Commercial hangar reuse
The massive aircraft hangar at the end of West Tower Avenue moved one step closer to commercial leasing last week. The California Department of Public Health (CDPH) performed random radiation scanning inside the building to certify that the Navy’s cleanup of paint residue containing radium-226 was complete. The other regulatory agencies have already signed off on the radiation cleanup after the Navy performed an inch-by-inch scanning effort.
As soon as this fall, CDPH could issue a letter that would allow the city to lease the building. The nearly million-square-foot building complex (Building 5) has been unavailable to the city for leasing for more than a decade. Other buildings on the base have been leased to the city by the Navy under what’s known as the Lease in Furtherance of Conveyance agreement, which has allowed the city to sublease the buildings until transfer of ownership.
Building 5 will be ready for transfer to city ownership by 2022, according to the Navy, when groundwater remediation reaches its target. This hangar complex was built in two stages in the 1940s and used for repairing and reconditioning Navy aircraft and storing aircraft. It gained notoriety in the early 2000s as a set workshop and office for filming parts of the movie “The Matrix Reloaded” at Alameda Point. It rises to a height of 63 feet and has long been envisioned as the centerpiece of adaptive commercial reuse.
Street cleanup
As part of a separate cleanup project, the end of West Tower Avenue at Monarch Street, also known as Spirits Alley, is currently closed to auto traffic. The street is closed in order for the Navy to remove four sections of an industrial waste line originating in Building 5 and another building across the street. The industrial waste line was installed in the 1970s after the federal Clean Water Act prohibited industrial discharges into public waterways. These sections, and two others on Lexington Street, could contain traces of radium paint disposed of from Building 5 and the hangar across the street. The city insisted that these sections be removed so that future infrastructure work was not complicated by expensive protocols for removing potentially radium-impacted pipes lying in the way of new utilities.

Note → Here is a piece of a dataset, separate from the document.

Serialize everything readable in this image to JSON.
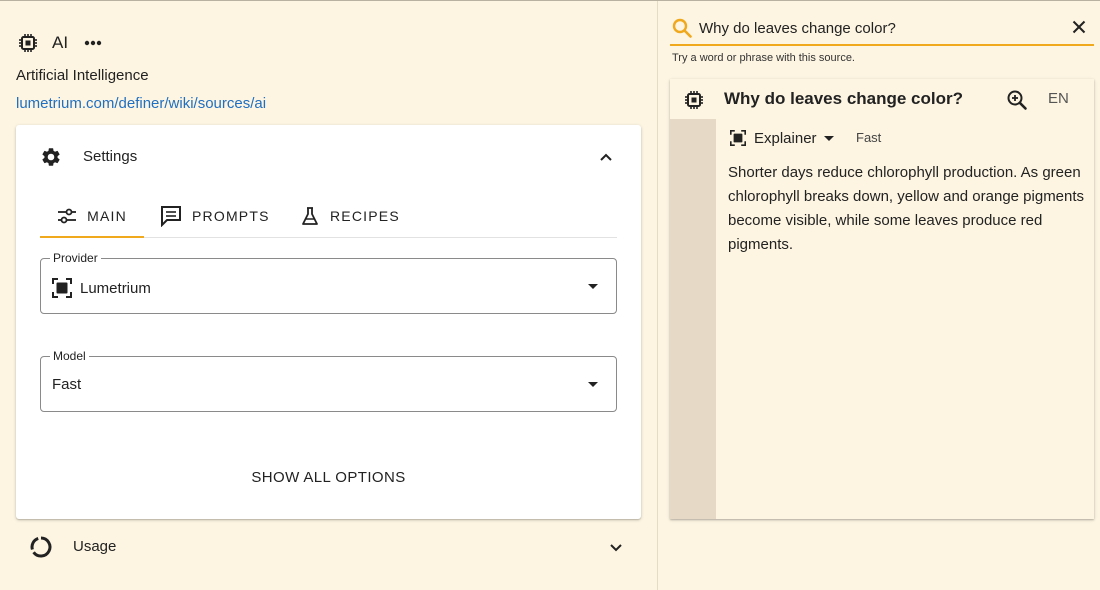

The pipe sections have all been removed and surrounding soil is being tested for traces of radium-226. If any is found, more soil will be removed. Otherwise, the street should be re-opened in September. The other two locations on Lexington Street have temporary iron plates over the trenches until soil testing is complete.
VA assumes cleanup responsibility
In related cleanup news, the U.S. Department of Veterans Affairs (VA) has assumed all future responsibility for any cleanup issues that may arise on the entire 624 acres of VA property, including cleanup Site 2. The 120-acre cleanup Site 2 is located on the southwest shoreline of Alameda Point and is the site of a wetland and a buried waste dump. The Navy completed its cleanup work in June 2014, which included the placement of 300,000 cubic yards of soil on top of the old dump, re-engineering part of the wetland and building a new concrete culvert connecting part of the wetland to San Francisco Bay.
The official transfer of responsibility from the Navy to the VA occurred in June 2019, making the VA responsible for all maintenance, monitoring, reporting, and fixing of any problems at Site 2, such as earthquake damage, if they occur.
This perpetual responsibility for Site 2 was the sole reason why the U.S. Fish and Wildlife Service balked at accepting ownership for creating a national wildlife refuge in the early 2000s. They were concerned about unforeseen and astronomically expensive cleanup problems emerging. That’s when the VA expressed interest in 2004 in accepting what was then a 549-acre parcel slated for a refuge, even though the VA only needed 120 acres. Subsequently, the city gave the VA another 75 acres so VA facilities could be moved further away from the 10-acre Least Tern nesting site. The U.S. Fish and Wildlife Service has instead been relegated to the status of a VA contractor annually managing one species, the Least Terns, a quarter mile from Site 2.
This scenic area at Site 2, with a thriving nesting colony of Caspian Terns that returned to the wetland when the Navy was done cleaning and upgrading the site, remains off limits to the public for the indefinite future, as does the rest of the VA’s open space. The VA has not commenced any construction activities for veterans’ services since taking ownership in 2014.